Several years ago, Anthony Levandowski was a well-known engineer in the up and coming industry of self-driving cars – he helped create a division within Google dedicated to it. Levandowski went on to part with Google in order to found Otto, a self-driving truck company, that he then sold to Uber in 2016. The sale enabled Levandowski to join the ridesharing company as a high-ranking executive, but shortly afterwards he was accused of stealing trade secrets from his former employer, Google.

Trade secret thief charged

A lawsuit filed for trade secret theft against Uber by Google’s self-driving division (called Waymo at the time), alleged that the acquisition of Otto gave Uber access to sensitive and confidential Waymo technology that Levandowski took illegally.

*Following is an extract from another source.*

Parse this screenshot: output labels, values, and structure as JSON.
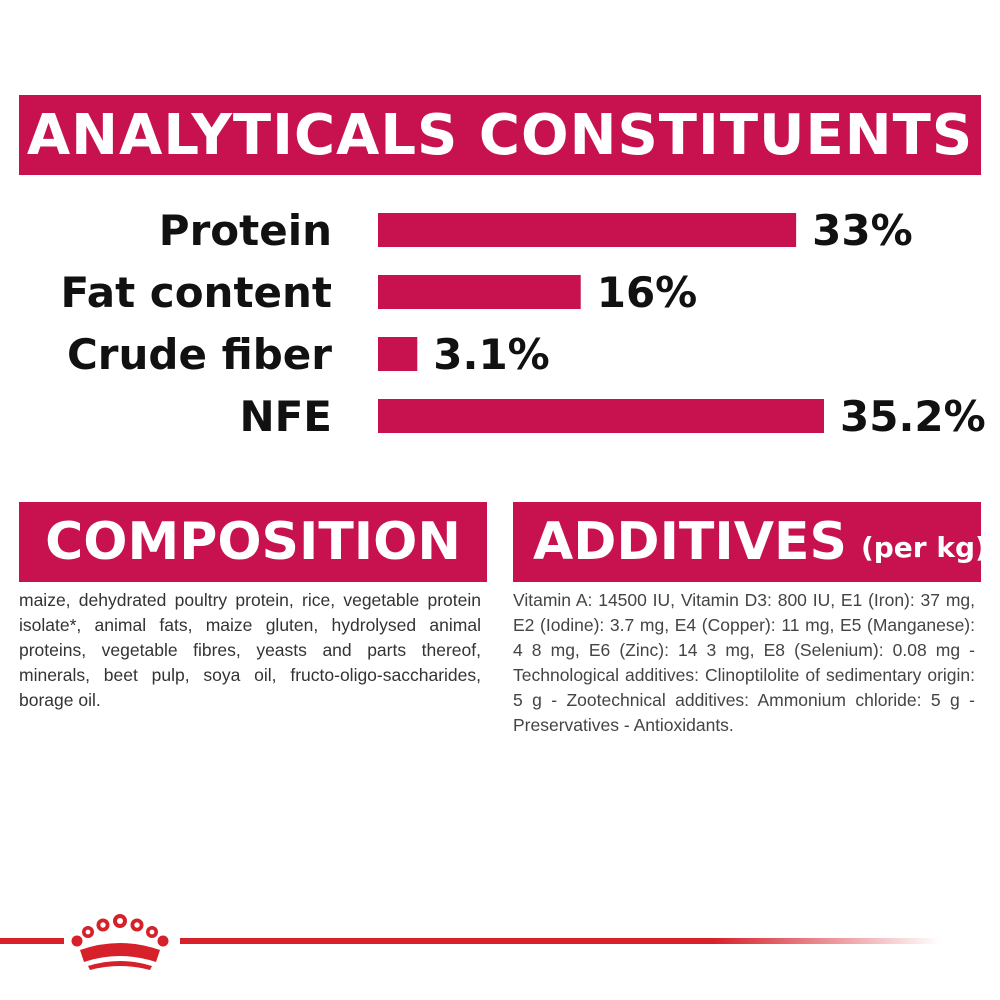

After 5 days at trial Uber and Waymo settled the lawsuit. Uber agreed to give Waymo $245 million of the company’s stock, which was 0.34% of Uber’s equity at the company’s $72 billion valuation at the time (2018). However, Levandowski was still liable for criminal charges of trade secret theft and eventually reached a plea deal in August of last year.

Earlier this month, Levandowski was sentenced to 18 months in prison (a sentence of 27 months was recommended by the US District Attorney’s office), a fine of $95,000 and ordered to pay $757,000 in restitution to Google. A separate court ruling found Levandowski also guilty of illegally poaching Waymo engineers and he was ordered to pay $179 million to Waymo. Not being able to afford the $179 million, Levandowski declared bankruptcy.

In a statement to The Verge, a Waymo spokesperson said “Anthony Levandowski’s theft of autonomous technology trade secrets has been enormously disruptive and harmful to Waymo, constituted a betrayal, and the effects would likely have been even more severe had it gone undetected. We echo Assistant U.S. Attorney Katherine Wawrzyniak’s sentiment that this theft ‘erases the contributions of many, many other people that have also put their blood, sweat and tears into this project that makes a safer self-driving car. Judge Alsup’s decision today to sentence Levandowski to 18 months in prison for stealing trade secrets from us represents a win for trade secret laws that promote cutting-edge technology development.”